On a recent drizzly day, Eric and Sophie welcomed Sunset into the kitchen of their more casual restaurant, Ba Bar, to show us how to cook some of their favorite at-home dishes. Although the more exotic ingredients they use (broken rice! shiso! pickled leeks!) can be substituted with easy-to-find choices, a trip to the Asian grocery store is a worthwhile part of the cooking adventure too.
- Broken rice. By-product of processing rice; stickier and softer than whole-grain.
- Litchi purée. From juicy litchis, a fruit native to China.
- Mint. A staple; always used fresh.
- Oolong tea. Falls between black and green tea, flavor-wise.
- Shiso (perilla). Aromatic, notch-edged herb; is red or green.
- Thai basil. Narrow-leafed, with purplish stem and anisey scent.
- Vegetarian “oyster” sauce. Eric prefers this variety, made from mushrooms, to regular oyster sauce for its more consistent quality.
- Vietnamese fish sauce. Pressed from salted, fermented anchovies. Mild Three Crabs brand is fine for cooking, says Eric; for bolder flavor, he likes single-press Red Boat.
- Vietnamese pickled leeks. Crunchy and mildly spicy-sweet.
Sautéed bean sprouts and Chinese chives are a true comfort dish that every family in Saigon makes. It’s ultrasimple, deliciously crunchy, and ready in a flash. If you can’t locate Chinese chives, use green onions instead. Make sure bean sprouts are creamy white. Brown sprouts are old.
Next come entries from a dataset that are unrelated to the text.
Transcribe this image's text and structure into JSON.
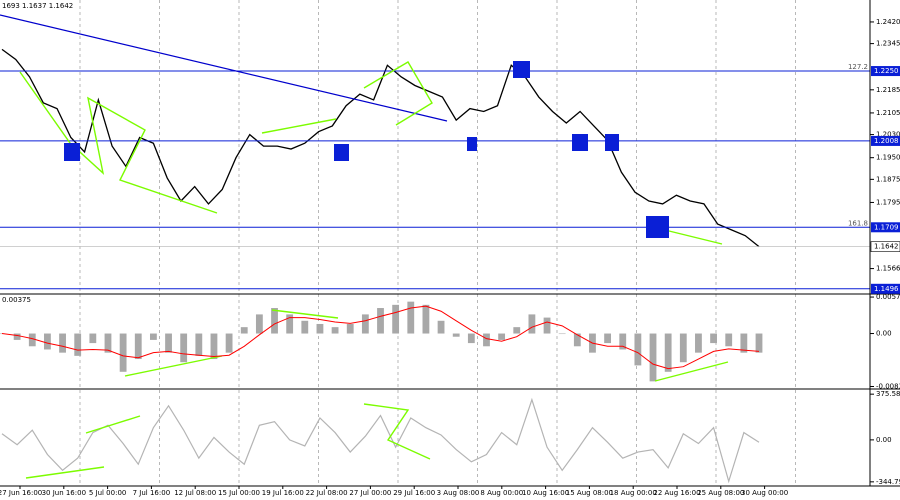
{
  "chart_data": [
    {
      "type": "line",
      "header": "1693 1.1637 1.1642",
      "color": "#000000",
      "x_labels": [
        "27 Jun 16:00",
        "30 Jun 16:00",
        "5 Jul 00:00",
        "7 Jul 16:00",
        "12 Jul 08:00",
        "15 Jul 00:00",
        "19 Jul 16:00",
        "22 Jul 08:00",
        "27 Jul 00:00",
        "29 Jul 16:00",
        "3 Aug 08:00",
        "8 Aug 00:00",
        "10 Aug 16:00",
        "15 Aug 08:00",
        "18 Aug 00:00",
        "22 Aug 16:00",
        "25 Aug 08:00",
        "30 Aug 00:00"
      ],
      "values": [
        1.2325,
        1.229,
        1.223,
        1.214,
        1.212,
        1.202,
        1.197,
        1.215,
        1.199,
        1.192,
        1.202,
        1.2,
        1.188,
        1.18,
        1.185,
        1.179,
        1.184,
        1.195,
        1.203,
        1.199,
        1.199,
        1.198,
        1.2,
        1.204,
        1.206,
        1.213,
        1.217,
        1.215,
        1.227,
        1.223,
        1.22,
        1.218,
        1.216,
        1.208,
        1.212,
        1.211,
        1.213,
        1.227,
        1.223,
        1.216,
        1.211,
        1.207,
        1.211,
        1.206,
        1.201,
        1.19,
        1.183,
        1.18,
        1.179,
        1.182,
        1.18,
        1.179,
        1.172,
        1.17,
        1.168,
        1.1642
      ],
      "ylim": [
        1.1478,
        1.2496
      ],
      "yticks": [
        {
          "value": 1.242,
          "label": "1.2420"
        },
        {
          "value": 1.2345,
          "label": "1.2345"
        },
        {
          "value": 1.2185,
          "label": "1.2185"
        },
        {
          "value": 1.2105,
          "label": "1.2105"
        },
        {
          "value": 1.203,
          "label": "1.2030"
        },
        {
          "value": 1.195,
          "label": "1.1950"
        },
        {
          "value": 1.1875,
          "label": "1.1875"
        },
        {
          "value": 1.1795,
          "label": "1.1795"
        },
        {
          "value": 1.1566,
          "label": "1.1566"
        }
      ],
      "levels": [
        {
          "value": 1.225,
          "label": "1.2250",
          "note": "127.2"
        },
        {
          "value": 1.2008,
          "label": "1.2008"
        },
        {
          "value": 1.1709,
          "label": "1.1709",
          "note": "161.8"
        },
        {
          "value": 1.1496,
          "label": "1.1496"
        }
      ],
      "current": {
        "value": 1.1642,
        "label": "1.1642"
      }
    },
    {
      "type": "bar",
      "header": "0.00375",
      "color": "#a8a8a8",
      "signal_color": "#ff0000",
      "values": [
        0.0,
        -0.001,
        -0.002,
        -0.0025,
        -0.003,
        -0.0035,
        -0.0015,
        -0.003,
        -0.006,
        -0.004,
        -0.001,
        -0.003,
        -0.0045,
        -0.0035,
        -0.004,
        -0.003,
        0.001,
        0.003,
        0.004,
        0.003,
        0.002,
        0.0015,
        0.001,
        0.0015,
        0.003,
        0.004,
        0.0045,
        0.005,
        0.0045,
        0.002,
        -0.0005,
        -0.0015,
        -0.002,
        -0.001,
        0.001,
        0.003,
        0.0025,
        0.0,
        -0.002,
        -0.003,
        -0.0015,
        -0.0025,
        -0.005,
        -0.0075,
        -0.006,
        -0.0045,
        -0.003,
        -0.0015,
        -0.002,
        -0.003,
        -0.003
      ],
      "signal_values": [
        0.0,
        -0.0003,
        -0.0008,
        -0.0015,
        -0.002,
        -0.0026,
        -0.0025,
        -0.0026,
        -0.0035,
        -0.0038,
        -0.003,
        -0.0028,
        -0.0032,
        -0.0034,
        -0.0036,
        -0.0034,
        -0.002,
        -0.0002,
        0.0015,
        0.0025,
        0.0025,
        0.0022,
        0.0018,
        0.0016,
        0.002,
        0.0027,
        0.0033,
        0.004,
        0.0043,
        0.0035,
        0.002,
        0.0005,
        -0.0008,
        -0.0012,
        -0.0005,
        0.001,
        0.0018,
        0.0012,
        -0.0002,
        -0.0015,
        -0.002,
        -0.002,
        -0.003,
        -0.0048,
        -0.0055,
        -0.0052,
        -0.004,
        -0.0028,
        -0.0024,
        -0.0026,
        -0.0028
      ],
      "ylim": [
        -0.0087,
        0.0062
      ],
      "yticks": [
        0.00572,
        {
          "value": 0,
          "label": "0.00"
        },
        -0.00831
      ]
    },
    {
      "type": "line",
      "color": "#b4b4b4",
      "values": [
        50,
        -40,
        80,
        -120,
        -250,
        -150,
        60,
        120,
        -30,
        -200,
        100,
        280,
        80,
        -150,
        20,
        -100,
        -200,
        120,
        150,
        0,
        -50,
        180,
        60,
        -100,
        30,
        200,
        -60,
        180,
        100,
        40,
        -80,
        -180,
        -120,
        60,
        -40,
        330,
        -60,
        -250,
        -80,
        100,
        -20,
        -150,
        -100,
        -80,
        -230,
        50,
        -30,
        100,
        -340,
        60,
        -20
      ],
      "ylim": [
        -379,
        418
      ],
      "yticks": [
        375.5808,
        {
          "value": 0,
          "label": "0.00"
        },
        -344.798
      ]
    }
  ]
}
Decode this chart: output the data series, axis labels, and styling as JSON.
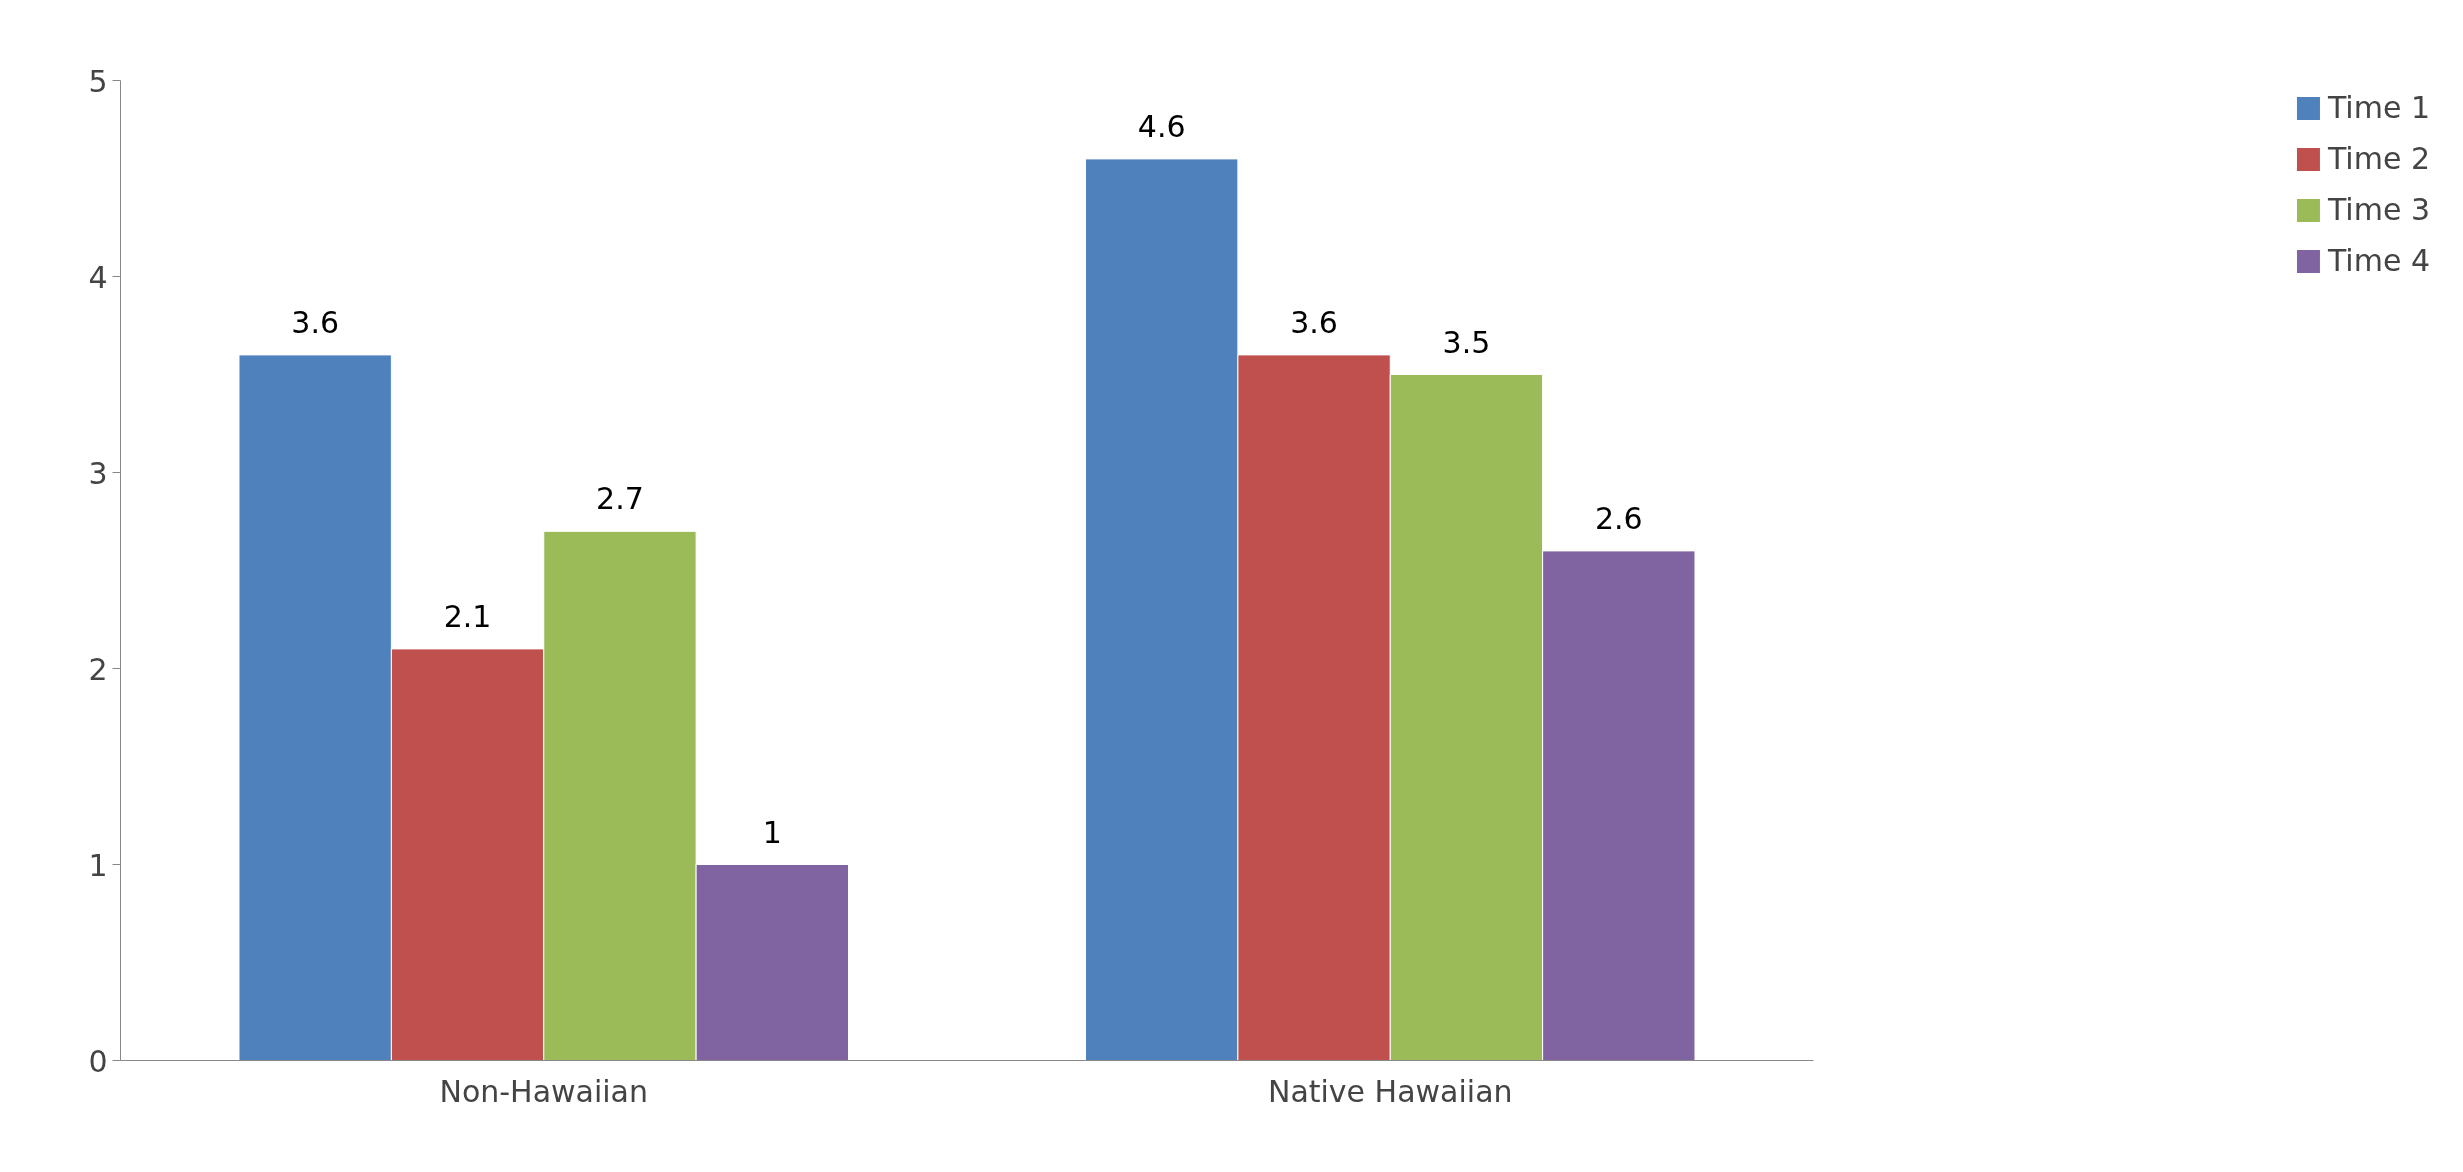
{
  "chart_data": {
    "type": "bar",
    "categories": [
      "Non-Hawaiian",
      "Native Hawaiian"
    ],
    "series": [
      {
        "name": "Time 1",
        "color": "#4f81bd",
        "values": [
          3.6,
          4.6
        ]
      },
      {
        "name": "Time 2",
        "color": "#c0504d",
        "values": [
          2.1,
          3.6
        ]
      },
      {
        "name": "Time 3",
        "color": "#9bbb59",
        "values": [
          2.7,
          3.5
        ]
      },
      {
        "name": "Time 4",
        "color": "#8064a2",
        "values": [
          1,
          2.6
        ]
      }
    ],
    "ylim": [
      0,
      5
    ],
    "yticks": [
      0,
      1,
      2,
      3,
      4,
      5
    ],
    "grid": false,
    "legend": "right",
    "data_labels": true
  }
}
Recipe: Asparagus Shrimp Stir-Fry
The Banhs excel at stir-fries, a tradition they picked up from their Chinese father’s family and from growing up in Vietnam.
- Prep ahead. Have everything ready next to your pan before you start, since the cooking goes fast.
- Avoid nonstick. Nonstick pans don’t encourage browning and are easily damaged by scraping and high heat. You don’t need a pricey wok or skillet, either; even a cheap steel pan will develop its own nonstick coating with age.
- Get it dry. Make sure your ingredients are very dry, so they brown rather than steam.
- Preheat. To avoid soggy food, heat your empty pan over high heat before adding ingredients.
- Keep it moving. At this heat, food will burn if it sits still too long. Shake the pan, or use two large spoons, forks, or tongs to toss the ingredients—like a salad.
- Serve quickly. Stir-fries should be served right away, before they lose their fresh flavor and crisp snap.